Question 10: A 52-year-old man presents to the office for a regular health checkup. He was diagnosed with type 2 diabetes mellitus 6 years ago and has been taking metformin alone. Over the past year, his daily blood glucose measurements have gradually been increasing. During his previous visit, his HbA1c level was 7.9% and the doctor mentioned the possibility of requiring an additional medication to keep his blood sugar under better control. Today, his HbA1c is 9%. The doctor mentions a research article that has been conducted on a randomized and controlled group of 200 subjects studying a new anti-diabetic medication. It has been shown to significantly reduce glucose levels and HbA1c levels compared to the current gold standard treatment. Possible adverse effects, however, are still being studied, though the authors believe that they will be minimal.
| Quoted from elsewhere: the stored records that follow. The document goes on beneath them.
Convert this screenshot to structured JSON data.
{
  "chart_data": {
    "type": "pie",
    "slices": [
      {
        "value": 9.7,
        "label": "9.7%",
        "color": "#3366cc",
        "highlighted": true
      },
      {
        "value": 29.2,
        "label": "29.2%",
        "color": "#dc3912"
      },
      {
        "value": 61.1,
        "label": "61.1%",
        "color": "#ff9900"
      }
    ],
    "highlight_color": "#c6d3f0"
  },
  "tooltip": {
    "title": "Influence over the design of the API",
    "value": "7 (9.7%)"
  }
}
In this study, what would most likely increase the chances of detecting a significant adverse effect?
A. Decreasing post-market surveillance time
B. Non-randomization
C. Decreasing sample size
D. Increasing selection bias
E. Increasing sample size (Correct Answer)
Explanation: ***Increasing sample size***
- A **larger sample size** increases the **statistical power** of a study, making it more likely to detect a real difference or effect, including rare adverse events.
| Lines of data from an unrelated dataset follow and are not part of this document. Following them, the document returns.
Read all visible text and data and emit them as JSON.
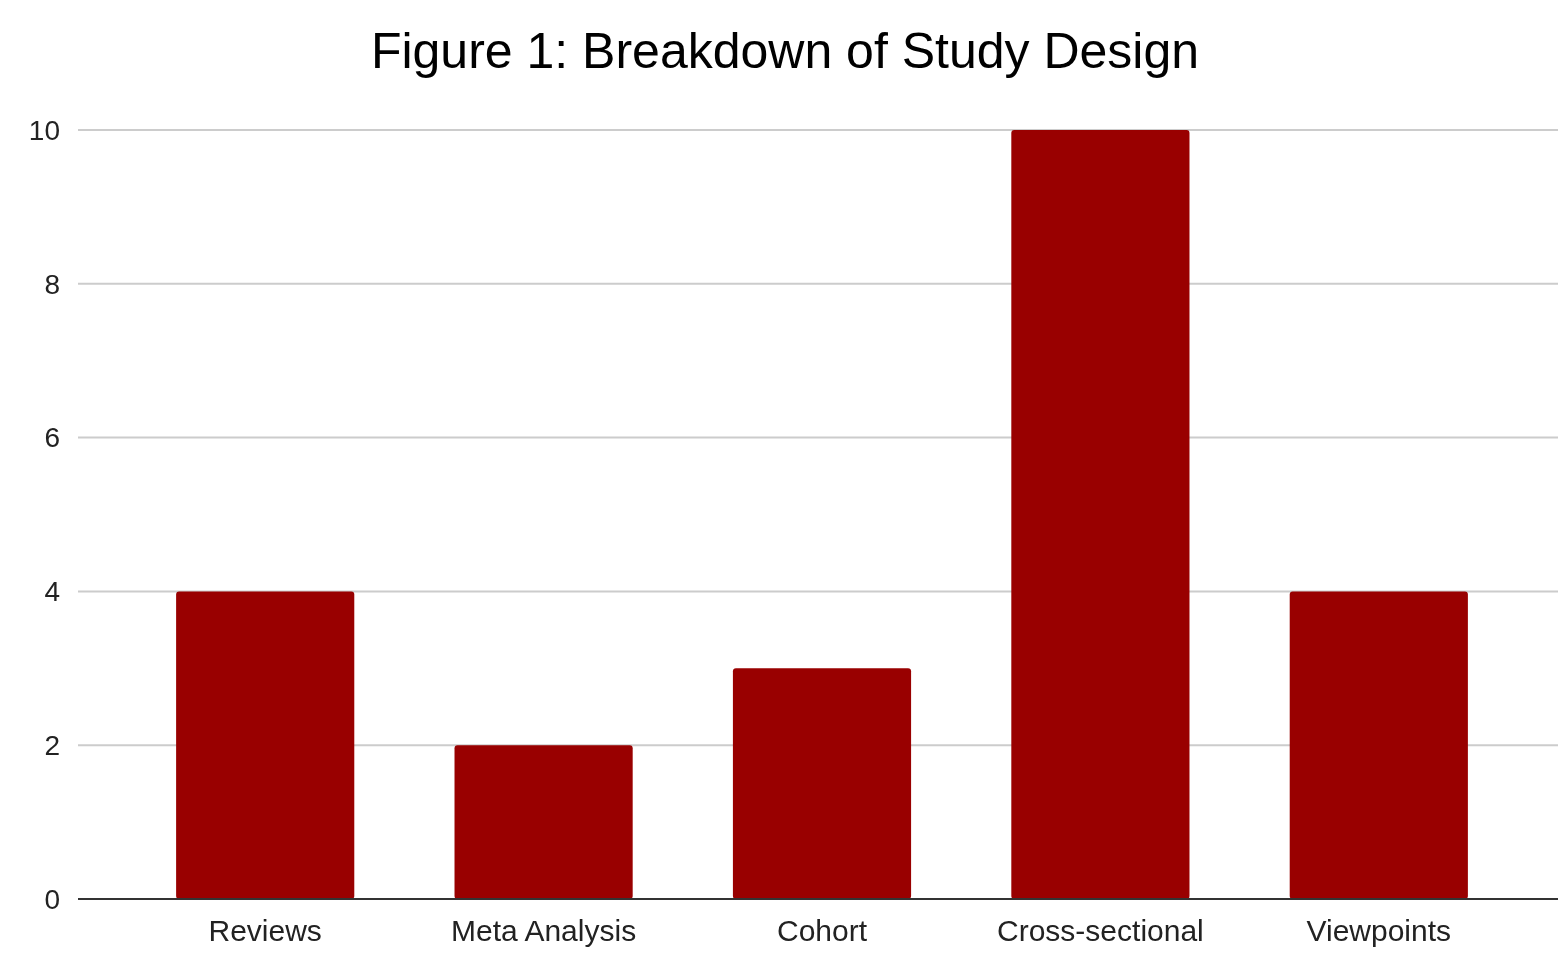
{
  "chart_data": {
    "type": "bar",
    "title": "Figure 1: Breakdown of Study Design",
    "categories": [
      "Reviews",
      "Meta Analysis",
      "Cohort",
      "Cross-sectional",
      "Viewpoints"
    ],
    "values": [
      4,
      2,
      3,
      10,
      4
    ],
    "color": "#990000",
    "ylim": [
      0,
      10
    ],
    "yticks": [
      0,
      2,
      4,
      6,
      8,
      10
    ],
    "grid": "y"
  }
}
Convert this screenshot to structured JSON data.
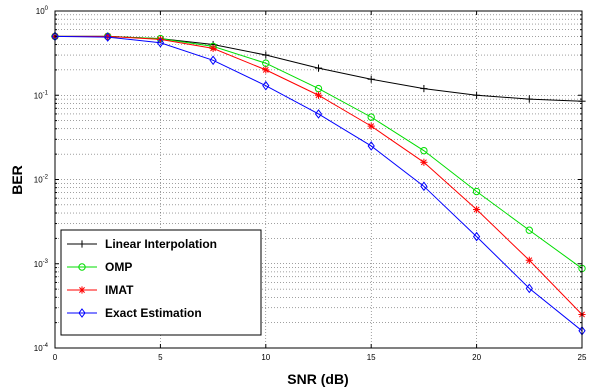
{
  "chart_data": {
    "type": "line",
    "xlabel": "SNR (dB)",
    "ylabel": "BER",
    "xlim": [
      0,
      25
    ],
    "ylim": [
      0.0001,
      1
    ],
    "yscale": "log",
    "grid": true,
    "legend_position": "bottom-left",
    "xticks": [
      "0",
      "5",
      "10",
      "15",
      "20",
      "25"
    ],
    "yticks": [
      {
        "base": "10",
        "exp": "0",
        "value": 1
      },
      {
        "base": "10",
        "exp": "-1",
        "value": 0.1
      },
      {
        "base": "10",
        "exp": "-2",
        "value": 0.01
      },
      {
        "base": "10",
        "exp": "-3",
        "value": 0.001
      },
      {
        "base": "10",
        "exp": "-4",
        "value": 0.0001
      }
    ],
    "x": [
      0,
      2.5,
      5,
      7.5,
      10,
      12.5,
      15,
      17.5,
      20,
      22.5,
      25
    ],
    "series": [
      {
        "name": "Linear Interpolation",
        "color": "#000000",
        "marker": "plus",
        "values": [
          0.5,
          0.5,
          0.47,
          0.4,
          0.3,
          0.21,
          0.155,
          0.12,
          0.1,
          0.09,
          0.085
        ]
      },
      {
        "name": "OMP",
        "color": "#00dd00",
        "marker": "circle",
        "values": [
          0.5,
          0.5,
          0.47,
          0.38,
          0.24,
          0.12,
          0.055,
          0.022,
          0.0072,
          0.0025,
          0.00088
        ]
      },
      {
        "name": "IMAT",
        "color": "#ff0000",
        "marker": "star",
        "values": [
          0.5,
          0.5,
          0.46,
          0.36,
          0.2,
          0.1,
          0.043,
          0.016,
          0.0044,
          0.0011,
          0.00025
        ]
      },
      {
        "name": "Exact Estimation",
        "color": "#0000ff",
        "marker": "diamond",
        "values": [
          0.5,
          0.49,
          0.42,
          0.26,
          0.13,
          0.06,
          0.025,
          0.0083,
          0.0021,
          0.00051,
          0.00016
        ]
      }
    ]
  }
}
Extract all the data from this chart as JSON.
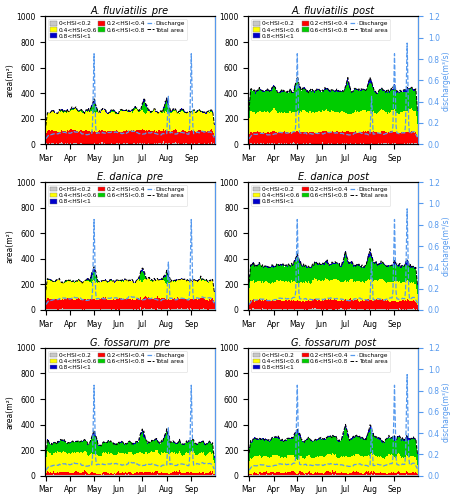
{
  "titles": [
    "A. fluviatilis_pre",
    "A. fluviatilis_post",
    "E. danica_pre",
    "E. danica_post",
    "G. fossarum_pre",
    "G. fossarum_post"
  ],
  "ylabel_left": "area(m²)",
  "ylabel_right": "discharge(m³/s)",
  "colors": {
    "hsi_0_2": "#c8c8c8",
    "hsi_2_4": "#ff0000",
    "hsi_4_6": "#ffff00",
    "hsi_6_8": "#00cc00",
    "hsi_8_1": "#0000cc",
    "discharge": "#5599ee",
    "total_area": "#000000"
  },
  "ylim_area": [
    0,
    1000
  ],
  "ylim_discharge": [
    0,
    1.2
  ],
  "yticks_area": [
    0,
    200,
    400,
    600,
    800,
    1000
  ],
  "yticks_discharge": [
    0.0,
    0.2,
    0.4,
    0.6,
    0.8,
    1.0,
    1.2
  ],
  "month_positions": [
    0,
    31,
    61,
    92,
    122,
    153,
    184
  ],
  "month_labels": [
    "Mar",
    "Apr",
    "May",
    "Jun",
    "Jul",
    "Aug",
    "Sep"
  ],
  "n_days": 214,
  "spike_days_pre": [
    61,
    155,
    184
  ],
  "spike_vals_pre": [
    0.85,
    0.45,
    0.85
  ],
  "spike_days_post": [
    61,
    155,
    184,
    200
  ],
  "spike_vals_post": [
    0.85,
    0.45,
    0.85,
    0.95
  ],
  "discharge_base": 0.08
}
- With more participants, there's a higher chance of observing adverse effects that might only occur in a small percentage of individuals.
*Decreasing post-market surveillance time*
- **Post-market surveillance** occurs *after* a drug is approved and involves monitoring thousands, or even millions, of patients for adverse events.
- **Decreasing** this time would *reduce* the likelihood of detecting rare or long-term adverse effects, as the exposure period and number of observed patients would be smaller.
*Non-randomization*
- **Non-randomization** can introduce **confounding variables** and **bias**, making it difficult to attribute observed effects solely to the medication.
- While it might reveal an association, it doesn't necessarily strengthen the ability to precisely identify significant adverse effects versus other contributing factors.
*Decreasing sample size*
- A **smaller sample size** reduces the **statistical power** of a study, making it less likely to detect a true difference or effect, especially for uncommon adverse events.
- Rare adverse effects are less likely to be observed in a small group of participants.
*Increasing selection bias*
- **Selection bias** occurs when the study participants are not representative of the general population or when groups are not comparable, leading to skewed results.
- This bias can *obscure* or *misrepresent* the true incidence of adverse effects, making accurate detection more difficult, rather than increasing it.